Meski demikian, Anjar menegaskan pembangunan di lokasi tersebut untuk sementara di-hold hingga status lahan dan perizinannya jelas.
“Lokasi lahan masih masuk delineasi SK Lahan Baku Sawah 2024, sehingga lokasi tersebut sementara ini masih di-hold,” kata Anjar sebelumnya.
Anjar juga menyebut lokasi tersebut belum memiliki izin untuk pembangunan di atas lahan yang masih masuk dalam delineasi LBS dan menyatakan diperlukan izin dari kementerian terkait.

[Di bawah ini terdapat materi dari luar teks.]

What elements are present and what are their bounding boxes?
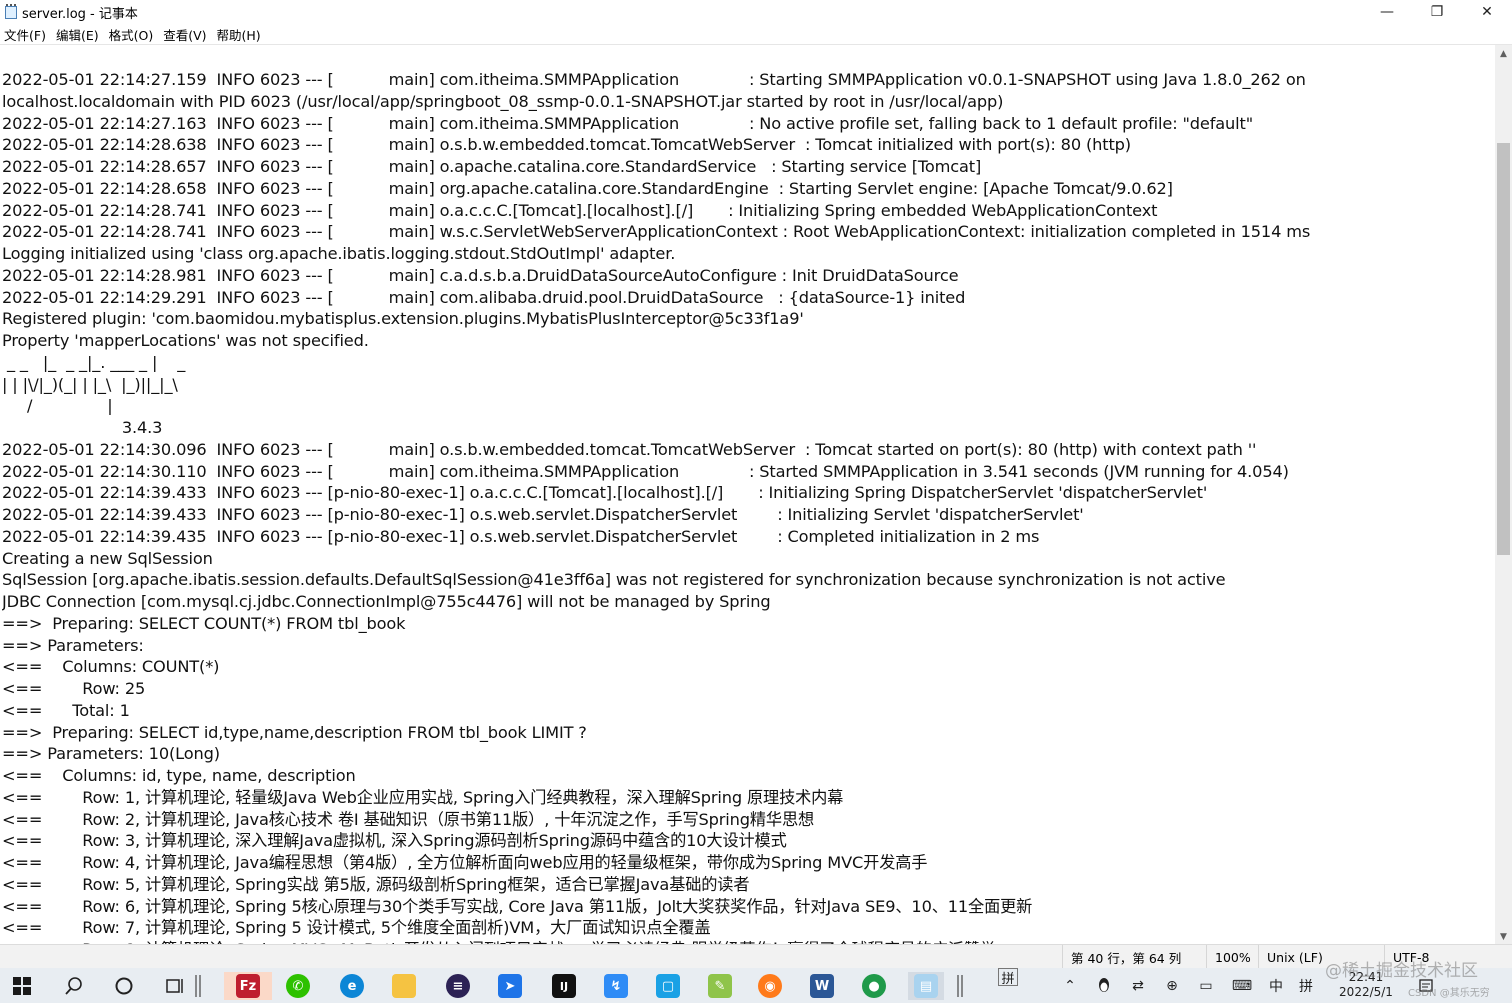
menu-edit[interactable]: 编辑(E) [52, 25, 103, 44]
input-language[interactable]: 中 [1264, 974, 1288, 998]
battery-icon[interactable]: ▭ [1194, 974, 1218, 998]
dingtalk-app-icon[interactable]: ↯ [598, 972, 634, 1000]
log-line: 2022-05-01 22:14:28.741 INFO 6023 --- [ … [2, 200, 1158, 220]
log-line: 2022-05-01 22:14:28.741 INFO 6023 --- [ … [2, 222, 1311, 242]
log-line: localhost.localdomain with PID 6023 (/us… [2, 91, 1004, 111]
log-line: 2022-05-01 22:14:39.433 INFO 6023 --- [p… [2, 505, 1084, 524]
log-line: Creating a new SqlSession [2, 548, 213, 568]
menu-view[interactable]: 查看(V) [159, 25, 210, 44]
file-explorer-app-icon[interactable] [386, 972, 422, 1000]
title-bar: server.log - 记事本 — ❐ ✕ [0, 0, 1512, 24]
keyboard-icon[interactable]: ⌨ [1230, 974, 1254, 998]
scroll-down-arrow-icon[interactable]: ▼ [1495, 928, 1512, 944]
scroll-up-arrow-icon[interactable]: ▲ [1495, 45, 1512, 62]
watermark: @稀土掘金技术社区 [1325, 961, 1478, 981]
text-editor[interactable]: 2022-05-01 22:14:27.159 INFO 6023 --- [ … [0, 44, 1512, 944]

Di sisi lain, berdasarkan pantauan di lokasi, aktivitas pembangunan masih terlihat. Sejumlah pekerja disebut masih melakukan pekerjaan pada bangunan yang sebelumnya disebut akan digunakan sebagai gudang dan tempat penyimpanan alat pertanian.
Dengan adanya penegasan dari Wakil Bupati bahwa bangunan yang belum berizin harus dihentikan, kini tindak lanjut Satpol PP terhadap aktivitas pembangunan tersebut menjadi perhatian.
Terlebih, Satpol PP menyatakan masih menunggu surat dari dinas terkait sebelum melakukan tindakan di lapangan.